O Bahia se ofende por ser preterido para uso da Fonte Nova. O clube reclama que o espaço é usado para casamentos e festas, sem receber a “massa” torcedora. Só não enxerga, ou não quer falar, que é mais negócio emprestar o estádio outros eventos do que abrir para partidas de futebol.

O que os cartolas do futebol parecem não ter percebido é que nunca houve um investimento privado tão alto na modalidade quanto agora. Logicamente turbinado pela Copa do Mundo, mas esse investimento representa uma nova realidade para o esporte. Não há mais estádio “público”. Os espaços hoje têm um dono que precisa ter retorno sobre o investimento que foi feito. Por isso, ele precisa ver o que é mais vantajoso para o seu negócio.

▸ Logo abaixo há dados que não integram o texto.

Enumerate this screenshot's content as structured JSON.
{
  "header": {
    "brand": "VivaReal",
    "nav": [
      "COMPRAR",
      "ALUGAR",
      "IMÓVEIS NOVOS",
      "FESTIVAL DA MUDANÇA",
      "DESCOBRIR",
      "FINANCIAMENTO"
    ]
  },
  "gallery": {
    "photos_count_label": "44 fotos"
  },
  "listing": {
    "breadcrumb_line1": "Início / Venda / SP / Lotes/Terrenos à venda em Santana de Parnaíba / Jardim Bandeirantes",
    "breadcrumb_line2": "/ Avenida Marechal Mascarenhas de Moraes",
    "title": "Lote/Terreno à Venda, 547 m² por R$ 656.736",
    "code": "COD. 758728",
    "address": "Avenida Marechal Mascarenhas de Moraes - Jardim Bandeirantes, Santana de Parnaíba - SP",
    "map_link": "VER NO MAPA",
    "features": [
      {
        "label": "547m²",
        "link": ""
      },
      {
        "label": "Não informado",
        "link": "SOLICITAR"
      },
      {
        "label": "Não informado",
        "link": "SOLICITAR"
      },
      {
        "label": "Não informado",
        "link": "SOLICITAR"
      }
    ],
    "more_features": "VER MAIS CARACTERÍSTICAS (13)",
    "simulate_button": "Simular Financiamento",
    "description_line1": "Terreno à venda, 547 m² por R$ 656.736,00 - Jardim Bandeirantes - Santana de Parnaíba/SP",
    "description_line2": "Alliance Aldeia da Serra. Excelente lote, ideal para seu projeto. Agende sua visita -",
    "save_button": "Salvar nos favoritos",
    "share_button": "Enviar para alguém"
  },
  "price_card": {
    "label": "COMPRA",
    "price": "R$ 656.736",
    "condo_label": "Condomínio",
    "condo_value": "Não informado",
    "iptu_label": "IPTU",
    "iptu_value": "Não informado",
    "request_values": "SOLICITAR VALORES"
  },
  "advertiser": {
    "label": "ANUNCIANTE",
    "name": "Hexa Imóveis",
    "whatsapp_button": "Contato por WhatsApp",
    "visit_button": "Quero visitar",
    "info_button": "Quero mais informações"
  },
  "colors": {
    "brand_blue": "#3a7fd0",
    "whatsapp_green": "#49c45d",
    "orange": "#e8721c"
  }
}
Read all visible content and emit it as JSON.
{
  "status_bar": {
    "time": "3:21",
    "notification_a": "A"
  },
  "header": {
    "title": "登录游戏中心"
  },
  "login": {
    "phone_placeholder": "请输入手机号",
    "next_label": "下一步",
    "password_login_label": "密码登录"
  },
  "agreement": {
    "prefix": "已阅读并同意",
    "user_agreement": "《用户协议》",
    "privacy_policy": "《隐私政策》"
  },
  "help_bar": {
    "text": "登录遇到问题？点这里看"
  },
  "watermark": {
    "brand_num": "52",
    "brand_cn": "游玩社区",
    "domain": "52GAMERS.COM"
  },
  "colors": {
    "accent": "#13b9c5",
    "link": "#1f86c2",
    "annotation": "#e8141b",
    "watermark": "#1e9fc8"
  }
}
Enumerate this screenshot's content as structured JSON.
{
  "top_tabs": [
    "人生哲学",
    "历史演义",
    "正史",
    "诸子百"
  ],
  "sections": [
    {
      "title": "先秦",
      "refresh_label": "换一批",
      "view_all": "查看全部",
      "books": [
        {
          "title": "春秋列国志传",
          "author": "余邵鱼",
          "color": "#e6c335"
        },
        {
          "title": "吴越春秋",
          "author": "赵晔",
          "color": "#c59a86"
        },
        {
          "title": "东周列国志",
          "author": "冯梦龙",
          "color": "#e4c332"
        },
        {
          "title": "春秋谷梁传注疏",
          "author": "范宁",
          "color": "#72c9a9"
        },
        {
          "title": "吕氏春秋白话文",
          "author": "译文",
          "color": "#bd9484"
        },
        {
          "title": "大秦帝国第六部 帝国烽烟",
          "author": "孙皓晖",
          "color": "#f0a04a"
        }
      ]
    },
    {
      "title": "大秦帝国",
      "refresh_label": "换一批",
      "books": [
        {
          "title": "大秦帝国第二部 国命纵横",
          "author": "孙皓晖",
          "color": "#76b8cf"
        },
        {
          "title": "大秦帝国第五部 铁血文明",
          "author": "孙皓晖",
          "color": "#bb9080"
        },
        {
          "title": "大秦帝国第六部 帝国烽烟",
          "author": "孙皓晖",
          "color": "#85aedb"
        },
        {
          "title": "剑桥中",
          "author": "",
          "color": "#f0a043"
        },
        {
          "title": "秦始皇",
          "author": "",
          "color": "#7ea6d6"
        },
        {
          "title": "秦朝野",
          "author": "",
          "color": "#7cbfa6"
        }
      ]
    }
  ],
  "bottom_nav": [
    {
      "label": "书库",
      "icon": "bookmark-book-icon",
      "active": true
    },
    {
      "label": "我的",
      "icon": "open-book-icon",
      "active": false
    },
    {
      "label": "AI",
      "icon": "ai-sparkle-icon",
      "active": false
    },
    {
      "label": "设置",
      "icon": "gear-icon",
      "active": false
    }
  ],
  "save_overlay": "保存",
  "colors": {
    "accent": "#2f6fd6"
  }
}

Ao romper com a Fonte Nova, o Bahia dá um recado amedrontador para a indústria. Os clubes usam a força da torcida para se dizerem vítimas de uma realidade. Só não percebem que eles são incompetentes também para promover um espetáculo mais interessante para o público.

Faltam bons motivos para os torcedores irem aos jogos de futebol. Quem é responsável por pagar a conta desses estádios sofre, na pele, essa realidade. Os clubes, como sempre, não estão preocupados com quem irá pagar a conta. Não dá para culpá-los. Foi assim que viveu o futebol brasileiro desde os anos de Getúlio Vargas, que usava o circo do esporte para entregar entretenimento gratuito às pessoas.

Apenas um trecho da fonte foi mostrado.